“Slave-Free Chocolate” the latest college craze
It is well known that college students crave comfort foods.
Jack Butler of Hillsdale College reports on the latest campus craze, combining the traditions of “feel good” activism and a college favorite:
The dark side of chocolate is a social justice cause de jour at many universities across the nation.
They’ve devoted informational websites, guest lectures, public relations campaigns, and entire courses to highlight chocolate’s bittersweet origins, promising to generate outrage against Big Chocolate and ruin the M&M experience for college kids forever.
Oft-cited statistics note that child labor runs rampant in West Africa, where roughly 70 percent of the world’s cocoa is grown. And the three big American companies that buy the allegedly ill-gotten cocoa – Mars, Hershey’s and Nestle – become the villains.

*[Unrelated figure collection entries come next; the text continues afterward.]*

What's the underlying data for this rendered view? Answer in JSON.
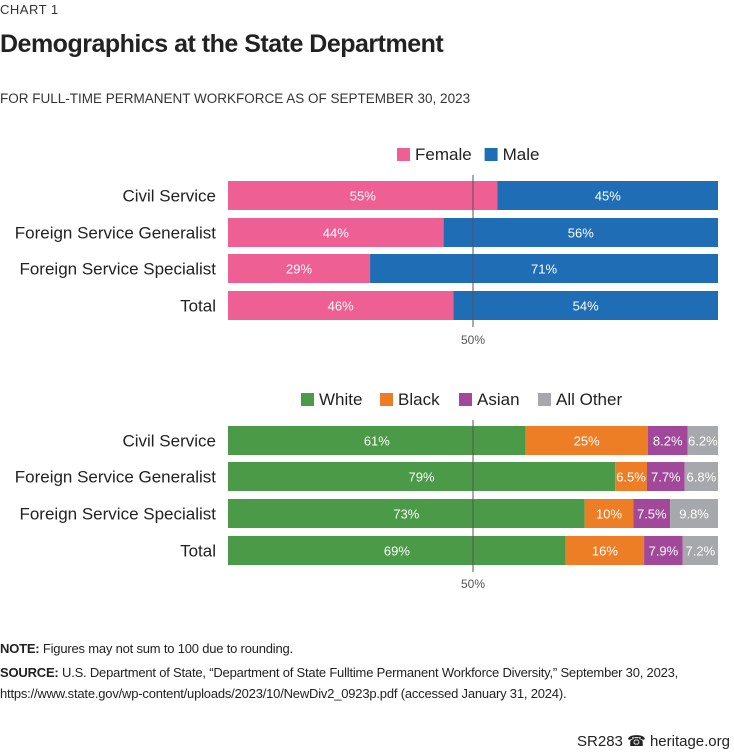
{
  "header": {
    "label": "CHART 1",
    "title": "Demographics at the State Department",
    "subtitle": "FOR FULL-TIME PERMANENT WORKFORCE AS OF SEPTEMBER 30, 2023"
  },
  "chart_data": [
    {
      "type": "bar",
      "orientation": "horizontal",
      "stacked": true,
      "categories": [
        "Civil Service",
        "Foreign Service Generalist",
        "Foreign Service Specialist",
        "Total"
      ],
      "series": [
        {
          "name": "Female",
          "color": "#EE5F93",
          "values": [
            55,
            44,
            29,
            46
          ],
          "labels": [
            "55%",
            "44%",
            "29%",
            "46%"
          ]
        },
        {
          "name": "Male",
          "color": "#1F6DB5",
          "values": [
            45,
            56,
            71,
            54
          ],
          "labels": [
            "45%",
            "56%",
            "71%",
            "54%"
          ]
        }
      ],
      "reference_line": {
        "value": 50,
        "label": "50%"
      },
      "legend": "top",
      "xlim": [
        0,
        100
      ]
    },
    {
      "type": "bar",
      "orientation": "horizontal",
      "stacked": true,
      "categories": [
        "Civil Service",
        "Foreign Service Generalist",
        "Foreign Service Specialist",
        "Total"
      ],
      "series": [
        {
          "name": "White",
          "color": "#4A9A47",
          "values": [
            61,
            79,
            73,
            69
          ],
          "labels": [
            "61%",
            "79%",
            "73%",
            "69%"
          ]
        },
        {
          "name": "Black",
          "color": "#EE7E26",
          "values": [
            25,
            6.5,
            10,
            16
          ],
          "labels": [
            "25%",
            "6.5%",
            "10%",
            "16%"
          ]
        },
        {
          "name": "Asian",
          "color": "#A1489B",
          "values": [
            8.2,
            7.7,
            7.5,
            7.9
          ],
          "labels": [
            "8.2%",
            "7.7%",
            "7.5%",
            "7.9%"
          ]
        },
        {
          "name": "All Other",
          "color": "#A7A8AB",
          "values": [
            6.2,
            6.8,
            9.8,
            7.2
          ],
          "labels": [
            "6.2%",
            "6.8%",
            "9.8%",
            "7.2%"
          ]
        }
      ],
      "reference_line": {
        "value": 50,
        "label": "50%"
      },
      "legend": "top",
      "xlim": [
        0,
        100
      ]
    }
  ],
  "notes": {
    "note_label": "NOTE:",
    "note": " Figures may not sum to 100 due to rounding.",
    "source_label": "SOURCE:",
    "source": " U.S. Department of State, “Department of State Fulltime Permanent Workforce Diversity,” September 30, 2023, https://www.state.gov/wp-content/uploads/2023/10/NewDiv2_0923p.pdf (accessed January 31, 2024)."
  },
  "footer": {
    "code": "SR283",
    "site": "heritage.org",
    "icon": "liberty-bell-icon"
  }
}
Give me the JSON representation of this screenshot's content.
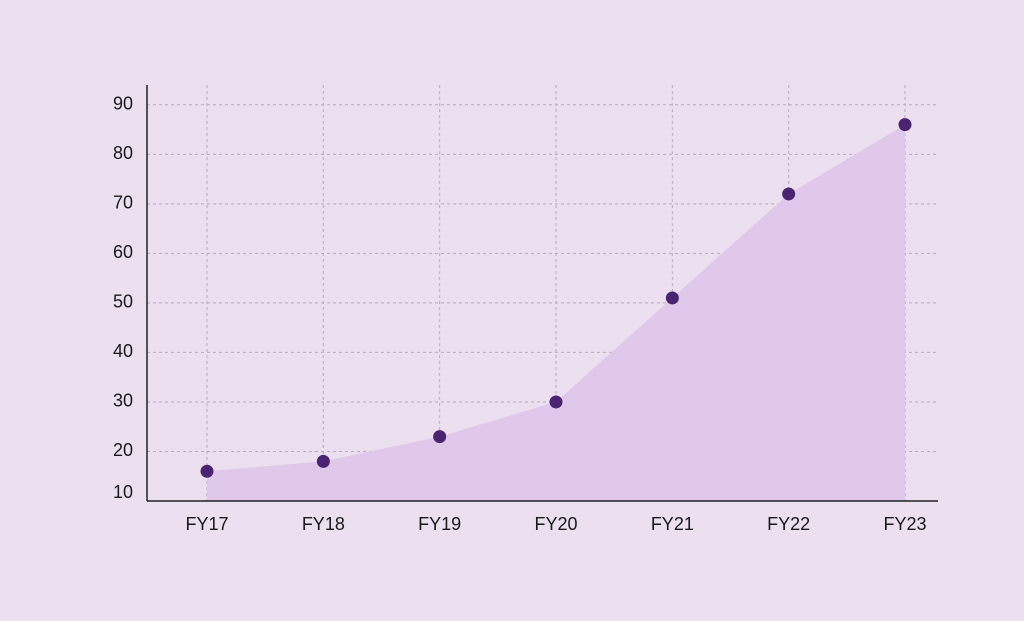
{
  "chart_data": {
    "type": "area",
    "categories": [
      "FY17",
      "FY18",
      "FY19",
      "FY20",
      "FY21",
      "FY22",
      "FY23"
    ],
    "values": [
      16,
      18,
      23,
      30,
      51,
      72,
      86
    ],
    "color": "#4a2470",
    "fill_color": "#dfc8e9",
    "ylim": [
      10,
      94
    ],
    "yticks": [
      10,
      20,
      30,
      40,
      50,
      60,
      70,
      80,
      90
    ],
    "grid": true
  }
}
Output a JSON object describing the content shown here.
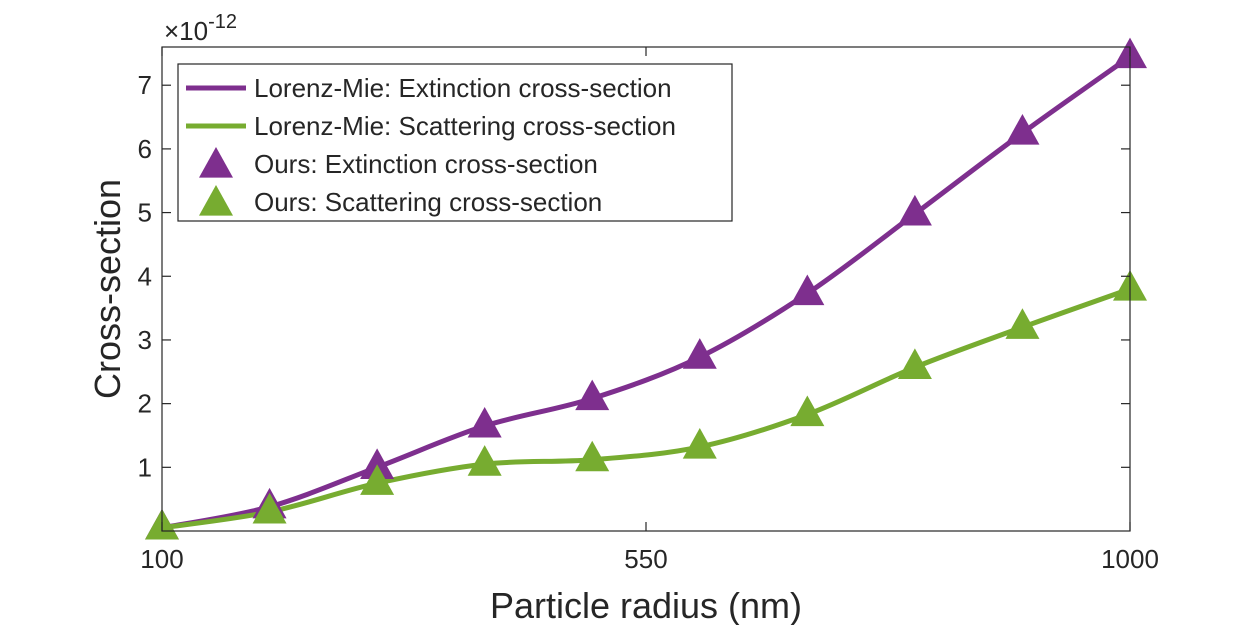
{
  "chart_data": {
    "type": "line",
    "title": "",
    "xlabel": "Particle radius (nm)",
    "ylabel": "Cross-section",
    "y_exponent": {
      "prefix": "×10",
      "power": "-12"
    },
    "xlim": [
      100,
      1000
    ],
    "ylim": [
      0,
      7.6
    ],
    "xticks": [
      100,
      550,
      1000
    ],
    "yticks": [
      1,
      2,
      3,
      4,
      5,
      6,
      7
    ],
    "grid": false,
    "legend_position": "top-left",
    "x": [
      100,
      200,
      300,
      400,
      500,
      600,
      700,
      800,
      900,
      1000
    ],
    "series": [
      {
        "name": "Lorenz-Mie: Extinction cross-section",
        "style": "line",
        "color": "#7E2F8E",
        "values": [
          0.05,
          0.38,
          1.0,
          1.65,
          2.08,
          2.73,
          3.73,
          4.98,
          6.25,
          7.45
        ]
      },
      {
        "name": "Lorenz-Mie: Scattering cross-section",
        "style": "line",
        "color": "#77AC30",
        "values": [
          0.05,
          0.3,
          0.75,
          1.05,
          1.12,
          1.32,
          1.83,
          2.57,
          3.2,
          3.8
        ]
      },
      {
        "name": "Ours: Extinction cross-section",
        "style": "marker",
        "color": "#7E2F8E",
        "values": [
          0.05,
          0.38,
          1.0,
          1.65,
          2.08,
          2.73,
          3.73,
          4.98,
          6.25,
          7.45
        ]
      },
      {
        "name": "Ours: Scattering cross-section",
        "style": "marker",
        "color": "#77AC30",
        "values": [
          0.05,
          0.3,
          0.75,
          1.05,
          1.12,
          1.32,
          1.83,
          2.57,
          3.2,
          3.8
        ]
      }
    ]
  }
}
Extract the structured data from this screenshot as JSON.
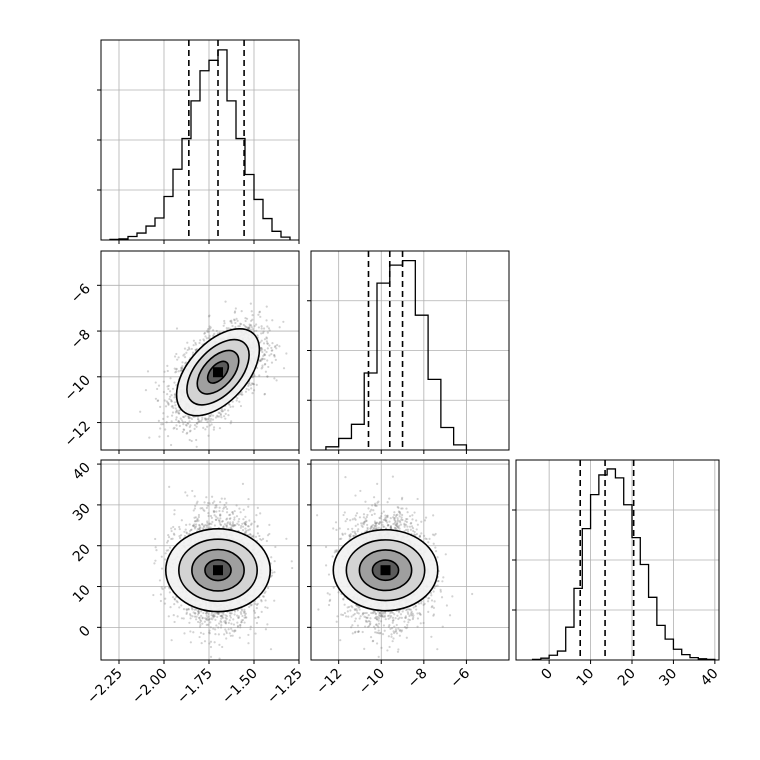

“Is my chocolate slave-free?” asks a UC San Diego “Stop Chocolate Slavery” website, which notes under its “take action” page that “if you are angered, shocked, sickened … by the use of slave labor to make a luxury product for the world’s rich, then say so. … Tell the chocolate companies that exploit the slavery, and the feckless legislators who have thus far let them get away with it … that you won’t be buying their products or giving them your votes until they’ve changed their ways.”
An October 2012 event at Georgetown University dubbed “Chocolate & Environmental and Social Justice Issues” delved into the perceived evils of Big Chocolate.
A Santa Clara University “Truth About Chocolate” website argues that the three biggest chocolate manufacturers in America should be held accountable for child labor in West Africa.
Critics also often dismiss Big Chocolate’s efforts to address child labor issues as largely half-hearted, ineffective, and lip service, among other complaints.
But a 2012 Fair Labor Association report on Nestle’s West Africa dealings found the company is “well positioned to make a large, positive impact on the livelihoods of workers in the cocoa supply chain.”
Hershey’s recently introduced a line of so-called fair-traded chocolate, and also launched an outreach and educational program in West Africa to teach farmers best practices and child labor laws.
In 2011, Mars Chocolate partnered with Fairtrade International and announced a commitment to use only certified cocoa by 2020 and to “invest heavily in (West Africa) and other major cocoa producing countries over the next decade to provide hundreds of thousands of farmers with the tools, material and training necessary to dramatically increase yield and, by extension, farmer income.”
Butler also reports that Harvard will soon offer a course that will be a contender for an upcoming “Worthless” list: “Chocolate, Culture, and the Politics of Food.”